Костры развели не внутри снеговых гротов, а снаружи, под защитой стенки из глыб, так как под влиянием лучистой теплоты огня гроты стали бы обтаивать и обдавать людей каплями воды.
Пурга бушевала всю ночь и затихла только к полудню следующего дня.
Как только ветер стал ослабевать и небо немного прояснилось, начали готовиться к отъезду. От Ванькина мыса взяли направление на северо-запад, на оконечность Малого Ляховского острова, которая отстояла километрах в десяти. Этот остров, гораздо меньше Большого, вытянут с севера на юг километров на сорок-пятьдесят и не имеет выдающихся вершин; это очень плоская и низкая, слегка всхолмленная возвышенность. Его обогнули с запада, придерживаясь берега, и остановились на ночлег, не доезжая северной оконечности. Укрытием от непогоды здесь могли служить только ледяные глыбы торосов, но, к счастью, было тихо.
На следующий день предстояла самая трудная часть пути – через широкий промежуток между Малым и Котельным островами, достигающий почти семидесяти километров. Трудность состояла в том, что здесь существует морское течение с востока на запад и осенью море долго не замерзает, а затем, замерзнув, нередко во время бурь вскрывается.

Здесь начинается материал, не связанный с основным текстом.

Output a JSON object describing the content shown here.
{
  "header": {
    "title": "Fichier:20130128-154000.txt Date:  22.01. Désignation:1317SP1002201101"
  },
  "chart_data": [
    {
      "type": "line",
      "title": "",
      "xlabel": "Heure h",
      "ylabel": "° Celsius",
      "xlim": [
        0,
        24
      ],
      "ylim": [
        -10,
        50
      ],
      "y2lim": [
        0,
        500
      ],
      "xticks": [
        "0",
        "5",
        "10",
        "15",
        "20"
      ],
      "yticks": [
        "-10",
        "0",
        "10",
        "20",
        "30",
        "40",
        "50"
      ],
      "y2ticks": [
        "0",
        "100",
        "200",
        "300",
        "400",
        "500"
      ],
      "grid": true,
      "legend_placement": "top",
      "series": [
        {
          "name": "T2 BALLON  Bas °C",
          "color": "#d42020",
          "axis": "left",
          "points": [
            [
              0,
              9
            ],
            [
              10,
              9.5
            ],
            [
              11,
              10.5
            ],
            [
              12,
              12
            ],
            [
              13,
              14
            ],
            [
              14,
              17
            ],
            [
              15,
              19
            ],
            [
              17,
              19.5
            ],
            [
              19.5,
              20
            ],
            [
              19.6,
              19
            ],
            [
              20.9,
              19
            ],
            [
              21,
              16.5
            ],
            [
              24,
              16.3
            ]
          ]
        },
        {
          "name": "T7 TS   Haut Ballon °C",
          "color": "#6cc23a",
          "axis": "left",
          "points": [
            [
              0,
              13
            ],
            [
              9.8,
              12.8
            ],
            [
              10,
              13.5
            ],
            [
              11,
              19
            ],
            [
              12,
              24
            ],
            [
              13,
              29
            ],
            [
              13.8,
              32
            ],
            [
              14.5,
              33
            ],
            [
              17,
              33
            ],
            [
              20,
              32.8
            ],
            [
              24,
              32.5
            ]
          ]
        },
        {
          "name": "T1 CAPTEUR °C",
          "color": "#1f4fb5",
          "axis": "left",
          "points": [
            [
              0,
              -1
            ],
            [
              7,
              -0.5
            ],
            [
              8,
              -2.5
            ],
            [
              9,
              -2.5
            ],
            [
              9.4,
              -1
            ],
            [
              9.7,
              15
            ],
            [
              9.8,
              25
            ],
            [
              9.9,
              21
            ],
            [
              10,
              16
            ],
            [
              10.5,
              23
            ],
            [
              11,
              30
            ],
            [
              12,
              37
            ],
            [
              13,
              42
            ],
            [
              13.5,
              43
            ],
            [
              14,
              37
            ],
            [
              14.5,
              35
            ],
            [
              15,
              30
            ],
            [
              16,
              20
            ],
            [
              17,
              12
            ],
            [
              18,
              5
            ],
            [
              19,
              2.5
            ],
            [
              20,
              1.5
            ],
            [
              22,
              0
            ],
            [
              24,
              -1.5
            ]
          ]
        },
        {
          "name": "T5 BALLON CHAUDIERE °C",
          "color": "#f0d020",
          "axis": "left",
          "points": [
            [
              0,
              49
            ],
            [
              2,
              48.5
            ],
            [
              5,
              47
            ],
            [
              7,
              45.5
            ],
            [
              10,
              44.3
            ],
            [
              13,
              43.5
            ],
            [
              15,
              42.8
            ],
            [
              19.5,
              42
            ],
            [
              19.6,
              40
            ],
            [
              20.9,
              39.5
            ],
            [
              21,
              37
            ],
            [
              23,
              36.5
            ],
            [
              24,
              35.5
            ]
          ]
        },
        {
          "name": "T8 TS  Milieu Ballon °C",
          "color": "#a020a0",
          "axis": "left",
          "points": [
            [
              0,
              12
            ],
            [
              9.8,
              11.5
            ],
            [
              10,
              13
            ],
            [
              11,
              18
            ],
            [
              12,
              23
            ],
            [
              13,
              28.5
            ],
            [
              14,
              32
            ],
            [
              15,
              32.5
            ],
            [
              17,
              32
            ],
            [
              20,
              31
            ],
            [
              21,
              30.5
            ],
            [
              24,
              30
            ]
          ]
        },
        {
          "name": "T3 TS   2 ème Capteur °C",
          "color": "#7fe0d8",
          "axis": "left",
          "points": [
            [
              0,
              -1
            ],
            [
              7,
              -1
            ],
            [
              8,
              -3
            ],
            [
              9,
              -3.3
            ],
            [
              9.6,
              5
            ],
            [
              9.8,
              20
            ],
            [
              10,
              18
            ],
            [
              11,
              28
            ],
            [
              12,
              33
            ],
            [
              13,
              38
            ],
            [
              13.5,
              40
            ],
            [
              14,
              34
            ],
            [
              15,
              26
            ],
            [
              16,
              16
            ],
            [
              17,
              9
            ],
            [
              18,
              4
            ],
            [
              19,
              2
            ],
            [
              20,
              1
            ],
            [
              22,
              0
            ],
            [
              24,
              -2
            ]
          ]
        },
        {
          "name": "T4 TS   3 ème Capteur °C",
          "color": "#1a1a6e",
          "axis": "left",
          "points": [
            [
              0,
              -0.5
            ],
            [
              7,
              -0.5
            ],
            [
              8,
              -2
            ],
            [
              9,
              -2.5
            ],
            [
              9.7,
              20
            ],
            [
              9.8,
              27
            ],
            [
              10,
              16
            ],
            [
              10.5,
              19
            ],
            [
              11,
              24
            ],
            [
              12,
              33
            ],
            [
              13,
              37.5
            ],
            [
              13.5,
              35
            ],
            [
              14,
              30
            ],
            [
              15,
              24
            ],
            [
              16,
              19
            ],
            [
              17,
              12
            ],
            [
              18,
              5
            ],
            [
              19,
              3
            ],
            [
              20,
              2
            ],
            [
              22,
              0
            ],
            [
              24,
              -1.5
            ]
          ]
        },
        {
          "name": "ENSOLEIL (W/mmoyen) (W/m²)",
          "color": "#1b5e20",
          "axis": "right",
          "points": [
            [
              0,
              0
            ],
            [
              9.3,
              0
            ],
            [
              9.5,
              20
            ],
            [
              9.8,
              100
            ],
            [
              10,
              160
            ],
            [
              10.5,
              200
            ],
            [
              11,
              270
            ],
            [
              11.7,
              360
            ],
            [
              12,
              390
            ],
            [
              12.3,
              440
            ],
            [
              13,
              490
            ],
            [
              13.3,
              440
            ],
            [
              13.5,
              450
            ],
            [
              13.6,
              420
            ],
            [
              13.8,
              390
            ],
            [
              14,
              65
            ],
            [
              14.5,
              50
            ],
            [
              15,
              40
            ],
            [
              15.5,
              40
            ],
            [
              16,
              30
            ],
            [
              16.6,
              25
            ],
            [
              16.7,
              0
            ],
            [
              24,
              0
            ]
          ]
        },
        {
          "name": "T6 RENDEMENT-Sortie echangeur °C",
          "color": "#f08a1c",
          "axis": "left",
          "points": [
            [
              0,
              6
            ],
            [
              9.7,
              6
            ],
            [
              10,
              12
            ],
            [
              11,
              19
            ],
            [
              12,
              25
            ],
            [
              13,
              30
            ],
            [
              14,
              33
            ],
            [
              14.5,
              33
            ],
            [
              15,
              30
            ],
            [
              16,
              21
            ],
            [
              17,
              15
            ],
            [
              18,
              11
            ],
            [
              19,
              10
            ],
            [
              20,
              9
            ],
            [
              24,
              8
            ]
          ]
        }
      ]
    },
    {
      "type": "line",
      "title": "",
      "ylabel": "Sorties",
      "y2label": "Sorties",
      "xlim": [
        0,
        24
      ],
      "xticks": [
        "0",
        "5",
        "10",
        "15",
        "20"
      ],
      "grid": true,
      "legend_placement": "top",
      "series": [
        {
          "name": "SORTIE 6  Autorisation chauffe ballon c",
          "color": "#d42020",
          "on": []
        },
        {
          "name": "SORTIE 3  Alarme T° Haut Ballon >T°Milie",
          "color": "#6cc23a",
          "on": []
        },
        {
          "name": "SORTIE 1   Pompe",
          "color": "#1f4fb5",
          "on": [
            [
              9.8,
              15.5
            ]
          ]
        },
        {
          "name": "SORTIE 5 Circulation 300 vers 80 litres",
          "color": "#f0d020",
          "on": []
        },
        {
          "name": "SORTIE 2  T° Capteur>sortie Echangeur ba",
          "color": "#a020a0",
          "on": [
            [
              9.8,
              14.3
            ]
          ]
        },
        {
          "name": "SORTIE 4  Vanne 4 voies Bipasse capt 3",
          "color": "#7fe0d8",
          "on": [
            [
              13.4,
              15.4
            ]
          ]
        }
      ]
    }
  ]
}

Поэтому происходит частая подвижка ледяных полей и в результате сильная торосистость льда.
Запасшись топливом на очень вероятный случай ночевки в море, двинулись на северо-запад по направлению к мысу Медвежьему, самому южному на Котельном острове. Последний виднелся на горизонте в виде большой плоско-выпуклой массы, напоминавшей опрокинутый чугунный котел, чем и объясняется его название; мало выдающаяся вершина горы Молакатын, высшей точки острова, поднимается над этим котлом.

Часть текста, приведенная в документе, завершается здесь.